I often talk to my students about the importance of spotting and understanding brand codes and the fundamental impact of choosing these codes. Color is one. It says a lot of things, much more than just the trend of a season.

While my BONÂME spring collections bring pink and black into dialogue, I wanted to return to this sense of color.

Black has been present in my creations since the beginning. I always try to break away from it and I always come back to it. No doubt because it structures, it opposes, it highlights, it absorbs.

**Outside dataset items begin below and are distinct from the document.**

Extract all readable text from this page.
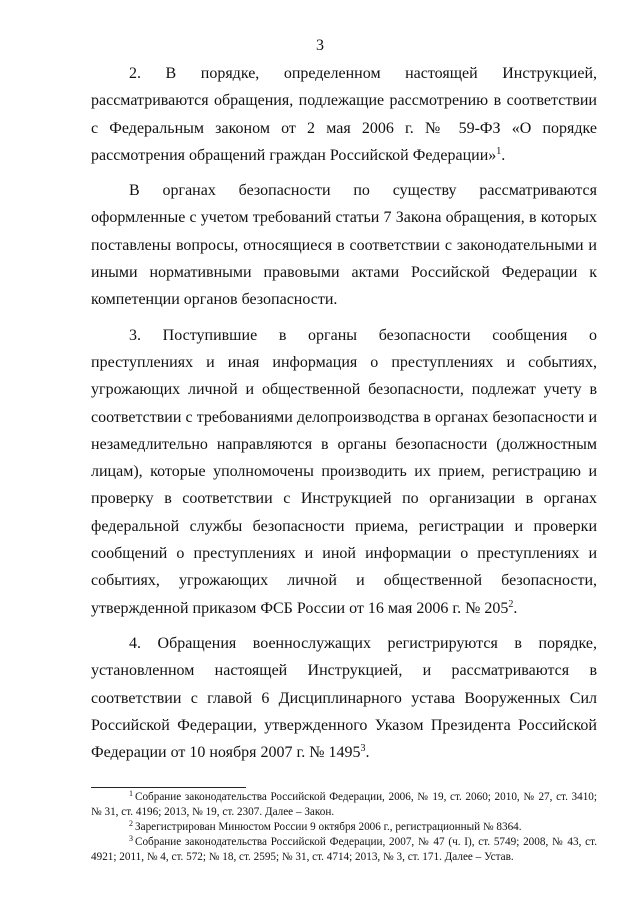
3

2. В порядке, определенном настоящей Инструкцией, рассматриваются обращения, подлежащие рассмотрению в соответствии с Федеральным законом от 2 мая 2006 г. № 59-ФЗ «О порядке рассмотрения обращений граждан Российской Федерации»$^1$.

В органах безопасности по существу рассматриваются оформленные с учетом требований статьи 7 Закона обращения, в которых поставлены вопросы, относящиеся в соответствии с законодательными и иными нормативными правовыми актами Российской Федерации к компетенции органов безопасности.

3. Поступившие в органы безопасности сообщения о преступлениях и иная информация о преступлениях и событиях, угрожающих личной и общественной безопасности, подлежат учету в соответствии с требованиями делопроизводства в органах безопасности и незамедлительно направляются в органы безопасности (должностным лицам), которые уполномочены производить их прием, регистрацию и проверку в соответствии с Инструкцией по организации в органах федеральной службы безопасности приема, регистрации и проверки сообщений о преступлениях и иной информации о преступлениях и событиях, угрожающих личной и общественной безопасности, утвержденной приказом ФСБ России от 16 мая 2006 г. № $205^2$.

4. Обращения военнослужащих регистрируются в порядке, установленном настоящей Инструкцией, и рассматриваются в соответствии с главой 6 Дисциплинарного устава Вооруженных Сил Российской Федерации, утвержденного Указом Президента Российской Федерации от 10 ноября 2007 г. № 1495$^3$.

$^1$ Собрание законодательства Российской Федерации, 2006, № 19, ст. 2060; 2010, № 27, ст. 3410; № 31, ст. 4196; 2013, № 19, ст. 2307. Далее – Закон.

$^2$ Зарегистрирован Минюстом России 9 октября 2006 г., регистрационный № 8364.

$^3$ Собрание законодательства Российской Федерации, 2007, № 47 (ч. I), ст. 5749; 2008, № 43, ст. 4921; 2011, № 4, ст. 572; № 18, ст. 2595; № 31, ст. 4714; 2013, № 3, ст. 171. Далее – Устав.
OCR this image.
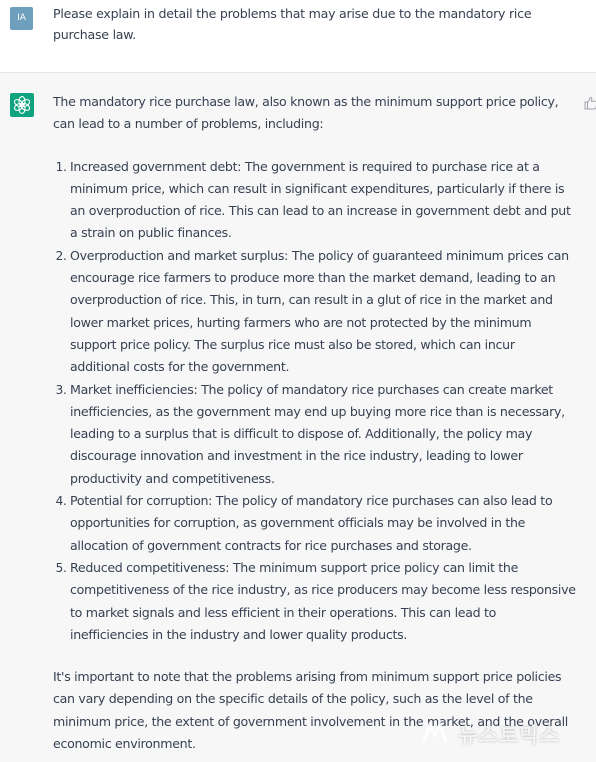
IA	Please explain in detail the problems that may arise due to the mandatory rice purchase law.

The mandatory rice purchase law, also known as the minimum support price policy, can lead to a number of problems, including:

1. Increased government debt: The government is required to purchase rice at a minimum price, which can result in significant expenditures, particularly if there is an overproduction of rice. This can lead to an increase in government debt and put a strain on public finances.
2. Overproduction and market surplus: The policy of guaranteed minimum prices can encourage rice farmers to produce more than the market demand, leading to an overproduction of rice. This, in turn, can result in a glut of rice in the market and lower market prices, hurting farmers who are not protected by the minimum support price policy. The surplus rice must also be stored, which can incur additional costs for the government.
3. Market inefficiencies: The policy of mandatory rice purchases can create market inefficiencies, as the government may end up buying more rice than is necessary, leading to a surplus that is difficult to dispose of. Additionally, the policy may discourage innovation and investment in the rice industry, leading to lower productivity and competitiveness.
4. Potential for corruption: The policy of mandatory rice purchases can also lead to opportunities for corruption, as government officials may be involved in the allocation of government contracts for rice purchases and storage.
5. Reduced competitiveness: The minimum support price policy can limit the competitiveness of the rice industry, as rice producers may become less responsive to market signals and less efficient in their operations. This can lead to inefficiencies in the industry and lower quality products.

It's important to note that the problems arising from minimum support price policies can vary depending on the specific details of the policy, such as the level of the minimum price, the extent of government involvement in the market, and the overall economic environment.	뉴스토믹스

Pink has invaded our horizons for around ten years.
Connoted, custodian of gender expression since the 50s (it's actually quite funny: look for pink emojis and you will only find little hearts, little flowers or other candies, no graphic and powerful form...) , it was nevertheless a great universal, even masculine color in Renaissance painting. Henry IV portrayed in March is dressed in pink in the painting by Jacob Bunel which is in the Château de Pau. Michelangelo used it extensively to drape male bodies from the ceiling of the Sistine Chapel. It is also found in the paintings of Pontormo and those of Boticelli.

In the 18th century, it accompanied courtly love and flirting scenes typical of this Roccoco period. The young women in pink petticoats and ruffles match the knotted doublets of their suitors, in the paintings of François Boucher or Fragonard. Thus the famous “La Balançoire” representing a young woman in soaring pink skirts on a swing, emblematic of the rococo pictorial style.

In the 19th and then the 20th it flirted with femininity and motherhood until it caricatured as a girls' color in the second half of the century.
It will happily be brought to life by fashion in a sharper expression: Elsa Schiaparelli and her shocking pink which invades dresses and jackets or is expressed in baroque and flamboyant embroidery. Yves Saint-Laurent and his giant taffeta bows adorning evening dresses or on exuberant bodices. More recently Valentino with an entirely pink collection for women and men. Valentino, apostle of intense red and carmine which has surely been drifting towards pink for several years.

In this regard, you need to read Michel Pastoureau, the great color theorist, to understand a little more about its origins. Pink is above all a derivative of red and a variation of its signifiers.

The pink that I choose to use in my collections is lively, vibrant, almost provocative. It has signifiers of vitality, energy, passion, powerful intimacy too. By confronting black, it creates an aura of a determined woman.